Чудовище без красавицы Донцова Дарья
Примерно через полчаса напряженных раздумий я пришла к выводу, что вора следует искать среди близких знакомых Лены. Ну посудите сами. Когда мы с Никиткой поднимались в мастерскую, Леночка закрыла за нами дверь. Впрочем, ее могли открыть отмычкой, но я слышала, как с шумом задвинулась щеколда. А когда мы вернулись назад, дверь была приоткрыта. Ну да это и понятно. Замки у Федуловых не захлопываются, это очень дорогие изделия фирмы «Аблоу», запирающиеся только при помощи особых, «сейфовых» ключей…
Очевидно, убийца был слишком взволнован, чтобы искать связку, и убежал. И о чем это говорит? Только об одном. Несчастная Леночка великолепно знала того, кто хотел войти в квартиру, и еще, она совершенно не боялась этого человека, провела его к себе в спальню…
Схватив телефонную книжку, я стала названивать Марье Михайловне, но слышала лишь долгие гудки… В квартире явно никого не было. Делать нечего, поеду так, вряд ли бабушка Никиты ушла далеко…
В метро было ужасно душно, и, выйдя в «Кузьминках», я с наслаждением вдохнула холодный терпкий осенний воздух. Первое ноября радовало москвичей солнечной погодой, только тепла от этого светила уже долго не дождаться, наше полушарие медленно поворачивается к зиме.
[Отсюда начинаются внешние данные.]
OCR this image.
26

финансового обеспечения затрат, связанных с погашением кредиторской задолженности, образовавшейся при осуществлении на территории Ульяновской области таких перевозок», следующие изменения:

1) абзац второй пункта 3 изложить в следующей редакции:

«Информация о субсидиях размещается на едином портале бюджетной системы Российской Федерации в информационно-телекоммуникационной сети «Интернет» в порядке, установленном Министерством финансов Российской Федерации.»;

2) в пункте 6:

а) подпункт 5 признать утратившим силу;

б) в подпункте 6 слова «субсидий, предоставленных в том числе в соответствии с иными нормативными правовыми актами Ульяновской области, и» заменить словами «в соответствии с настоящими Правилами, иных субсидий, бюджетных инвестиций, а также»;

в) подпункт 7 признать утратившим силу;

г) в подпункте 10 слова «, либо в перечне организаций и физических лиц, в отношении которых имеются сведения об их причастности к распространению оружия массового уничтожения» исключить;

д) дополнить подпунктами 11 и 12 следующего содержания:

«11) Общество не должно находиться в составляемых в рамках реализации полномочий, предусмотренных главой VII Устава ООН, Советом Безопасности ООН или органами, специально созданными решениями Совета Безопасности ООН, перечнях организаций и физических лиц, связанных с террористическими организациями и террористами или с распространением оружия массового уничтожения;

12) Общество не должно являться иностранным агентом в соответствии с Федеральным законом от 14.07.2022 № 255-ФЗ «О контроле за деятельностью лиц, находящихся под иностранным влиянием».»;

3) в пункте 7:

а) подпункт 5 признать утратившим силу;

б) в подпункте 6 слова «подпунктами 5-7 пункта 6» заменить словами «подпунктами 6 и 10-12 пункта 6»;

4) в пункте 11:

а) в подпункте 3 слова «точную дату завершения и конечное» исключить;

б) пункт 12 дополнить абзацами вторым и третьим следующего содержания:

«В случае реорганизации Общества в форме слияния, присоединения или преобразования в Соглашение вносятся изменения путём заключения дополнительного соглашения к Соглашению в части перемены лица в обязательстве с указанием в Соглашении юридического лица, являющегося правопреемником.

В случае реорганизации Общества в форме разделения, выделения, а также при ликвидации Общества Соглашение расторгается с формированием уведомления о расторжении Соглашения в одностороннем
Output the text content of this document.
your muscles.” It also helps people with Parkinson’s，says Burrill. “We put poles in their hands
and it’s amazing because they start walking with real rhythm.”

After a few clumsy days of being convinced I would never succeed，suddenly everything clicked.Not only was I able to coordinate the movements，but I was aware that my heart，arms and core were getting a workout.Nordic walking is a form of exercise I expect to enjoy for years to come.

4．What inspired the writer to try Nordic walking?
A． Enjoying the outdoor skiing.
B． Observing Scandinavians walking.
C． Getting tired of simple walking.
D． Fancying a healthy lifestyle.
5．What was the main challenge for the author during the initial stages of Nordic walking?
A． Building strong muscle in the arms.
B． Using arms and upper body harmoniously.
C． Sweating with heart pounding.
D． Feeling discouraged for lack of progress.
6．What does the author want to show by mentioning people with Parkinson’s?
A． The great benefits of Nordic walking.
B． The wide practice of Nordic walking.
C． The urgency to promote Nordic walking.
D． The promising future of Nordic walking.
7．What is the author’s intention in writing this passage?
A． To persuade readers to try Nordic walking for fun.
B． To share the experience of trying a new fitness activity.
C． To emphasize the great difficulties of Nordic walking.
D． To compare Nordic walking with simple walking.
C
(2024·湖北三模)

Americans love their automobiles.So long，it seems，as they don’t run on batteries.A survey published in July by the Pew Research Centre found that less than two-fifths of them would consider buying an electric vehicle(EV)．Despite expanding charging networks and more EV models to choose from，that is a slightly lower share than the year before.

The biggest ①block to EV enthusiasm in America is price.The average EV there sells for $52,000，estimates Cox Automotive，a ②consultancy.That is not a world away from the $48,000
Позвонив в квартиру, я села на подоконник и вытащила из сумки газету «Мегаполис». Посижу, подожду. Минуты текли и текли, мне стало холодно, но Марья Михайловна все не появлялась. Потом распахнулась дверь соседей, вышла молоденькая вертлявая девица в обтягивающих кожаных штанах и крошечной куртенке с искусственным мехом. В связи со всяческими взрывами и терактами москвичи стали тотально подозрительными. Лет десять назад подобная девица не обратила бы на меня никакого внимания, но сейчас она нахмурилась и, запихнув жвачку за щеку, грозно поинтересовалась:
– Чего сидишь? Иди на улицу, тут не парк.
– Марью Михайловну жду, – мирно ответила я. – Вот пришла, а ее нет, куда она могла подеваться!
Девчонка подобрела и, запирая свою дверь, сообщила:
– Так она в больнице, забрали ее по «Скорой», вчера рано утром.
– Как же это? – растерялась я. – Почему?
Девица пожала костлявыми плечиками:
– Ничего не знаю. Марья Михайловна утром, часов в девять, позвонила и попросила мою маму газеты из почтового ящика забирать. Сказала, что ее врачи увозят, а куда, почему-то не сообщила. Не ждите, она не придет…
Я вышла во двор. Так, задача усложняется. Марья Михайловна была единственным человеком, который мог рассказать о друзьях Лены. И что теперь делать? Обзванивать все бесчисленные столичные клиники? Жизни не хватит на это мероприятие, к тому же мне неизвестна фамилия старушки, Лена была Федулова по мужу. В полной растерянности я поехала назад, поднялась в квартиру, пошаталась по комнатам и позвонила Юрке.
– Слушаю, – отозвался приятель. – Петров!
– Юрчик, – запела я, – а где Олег? Дома не ночевал, ни разу не позвонил…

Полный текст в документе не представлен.